There’s a book that has just come out in the U.K. that should be required reading for anybody who wants to talk about reforming entitlement programs: A Street Cat Named Bob, by James Bowen.

No, I haven’t lost my feeble mind (or, at least, I don't think I have). The book has a profound message. First, though, the story: James Bowen was a drug addict, trying to wean himself off heroin on a methadone program, barely eking out an existence busking in Covent Garden, when he returned to his sheltered accommodation one night to find a cat on the doorstep:

The thin mangy moggy seemed as lonely and hopeless as James, who took pity on the animal and began feeding him. After a local search failed to yield an owner, James took the stray in, an arrangement that filled as much a need in him as in the cat, whom he christened Bob.

James and Bob became a duo, and Bob took to accompanying James to play his guitar to try to get donations for the music. They became popular and Bob even increased the amount of money his master made.

Bob’s popularity continued when James switched from busking to selling the Big Issue, the magazine produced and sold by homeless people. This change in direction was part of James’s growing sense of a need to get his life in order, which he puts down to the responsibility of looking after Bob, and the example the cat offered of the possibility of a second chance.

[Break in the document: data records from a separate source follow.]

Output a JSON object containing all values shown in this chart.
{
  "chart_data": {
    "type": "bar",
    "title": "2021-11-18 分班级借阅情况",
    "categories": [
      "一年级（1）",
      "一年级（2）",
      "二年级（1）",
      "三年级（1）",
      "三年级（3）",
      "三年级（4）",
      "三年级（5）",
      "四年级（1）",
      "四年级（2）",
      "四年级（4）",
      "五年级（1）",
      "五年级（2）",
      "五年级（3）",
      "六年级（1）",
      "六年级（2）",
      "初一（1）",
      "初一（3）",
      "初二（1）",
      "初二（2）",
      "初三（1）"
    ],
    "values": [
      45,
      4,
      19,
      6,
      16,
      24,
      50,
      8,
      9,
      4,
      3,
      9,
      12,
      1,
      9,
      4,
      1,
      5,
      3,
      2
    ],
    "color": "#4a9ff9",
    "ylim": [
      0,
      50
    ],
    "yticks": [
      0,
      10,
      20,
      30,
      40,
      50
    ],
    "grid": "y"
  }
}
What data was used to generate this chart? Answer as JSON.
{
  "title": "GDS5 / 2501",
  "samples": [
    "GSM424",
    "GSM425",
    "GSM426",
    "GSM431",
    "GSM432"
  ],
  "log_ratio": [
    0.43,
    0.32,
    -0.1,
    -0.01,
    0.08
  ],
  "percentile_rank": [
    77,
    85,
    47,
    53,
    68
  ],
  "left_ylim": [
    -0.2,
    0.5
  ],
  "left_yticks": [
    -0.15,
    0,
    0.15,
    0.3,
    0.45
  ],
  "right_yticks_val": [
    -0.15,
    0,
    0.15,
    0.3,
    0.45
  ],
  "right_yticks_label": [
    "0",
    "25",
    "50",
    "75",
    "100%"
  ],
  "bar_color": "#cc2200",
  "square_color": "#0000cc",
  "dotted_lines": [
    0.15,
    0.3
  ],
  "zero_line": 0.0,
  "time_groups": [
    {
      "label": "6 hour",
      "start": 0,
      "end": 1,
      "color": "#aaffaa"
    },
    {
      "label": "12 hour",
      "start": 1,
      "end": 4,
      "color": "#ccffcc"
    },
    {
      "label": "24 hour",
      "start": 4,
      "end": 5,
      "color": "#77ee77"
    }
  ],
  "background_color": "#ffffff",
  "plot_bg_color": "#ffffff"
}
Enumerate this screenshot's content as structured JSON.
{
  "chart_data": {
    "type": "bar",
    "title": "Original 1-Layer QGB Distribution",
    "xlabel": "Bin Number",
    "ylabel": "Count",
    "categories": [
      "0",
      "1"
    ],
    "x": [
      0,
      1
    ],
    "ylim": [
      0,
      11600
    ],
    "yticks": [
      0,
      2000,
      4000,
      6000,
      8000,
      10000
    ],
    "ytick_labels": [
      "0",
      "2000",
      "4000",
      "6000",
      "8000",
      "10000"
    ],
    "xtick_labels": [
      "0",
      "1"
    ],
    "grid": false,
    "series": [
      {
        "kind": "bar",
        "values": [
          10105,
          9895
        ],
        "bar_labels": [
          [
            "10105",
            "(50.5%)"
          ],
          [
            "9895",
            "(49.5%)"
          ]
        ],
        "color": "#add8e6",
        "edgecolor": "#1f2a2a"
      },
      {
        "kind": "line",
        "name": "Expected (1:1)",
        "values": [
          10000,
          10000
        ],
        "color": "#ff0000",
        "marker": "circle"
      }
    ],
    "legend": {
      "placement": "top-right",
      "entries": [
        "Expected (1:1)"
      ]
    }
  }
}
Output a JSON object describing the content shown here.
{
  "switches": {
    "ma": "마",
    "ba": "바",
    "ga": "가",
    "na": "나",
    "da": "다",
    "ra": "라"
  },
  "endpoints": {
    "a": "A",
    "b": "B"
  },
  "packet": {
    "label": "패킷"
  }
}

It enabled James to make the final push to end his drug dependency, going through the necessary cold turkey to get off heroin substitutes, and to mend broken contacts with his family. The final result of Bob’s influence came when a literary agent who passed the duo every day and had seen them on YouTube suggested James tell their story in a book. The result is this heart-warming tale with a message of hope that will appeal especially to the many cat obsessives out there.

Most entitlement programs reduce an individual’s responsibility, but the story of James and Bob shows that it is increased responsibility that can rescue people from desperation and help them get their lives in order. Shouldering burdens, not relief from them, makes us responsible citizens.

Compare this message with my favorite bit of wisdom from Nancy Pelosi, who said the following in promoting Obamacare:

Think of an economy where people could be (sic) an artist or a photographer or a writer without worrying about keeping their day job in order to have health insurance or that people could start a business and be entrepreneurial and take risk, but not job loss because of a child with asthma or someone in the family is bipolar—you name it, any condition—is job locking.

As the saga of Bob and James shows, we should be putting forward the exact opposite message: Don’t quit your day job. We should return to values that hold people responsible, not the current values that turn people into perpetual adolescents. We should be saying, "Take responsibility for your own health care, and, if you have a child with asthma, be responsible for that child’s treatment, too."  It is only by taking responsibility that we can give our lives meaning and become fully adult.

To relate the story of another recent development, would it be crazy to call the HHS contraception mandate the most anti-Bob and James rule promulgated by the government—it says you don’t even have to be responsible for your own sex life?

Now that's infantilization on a big scale.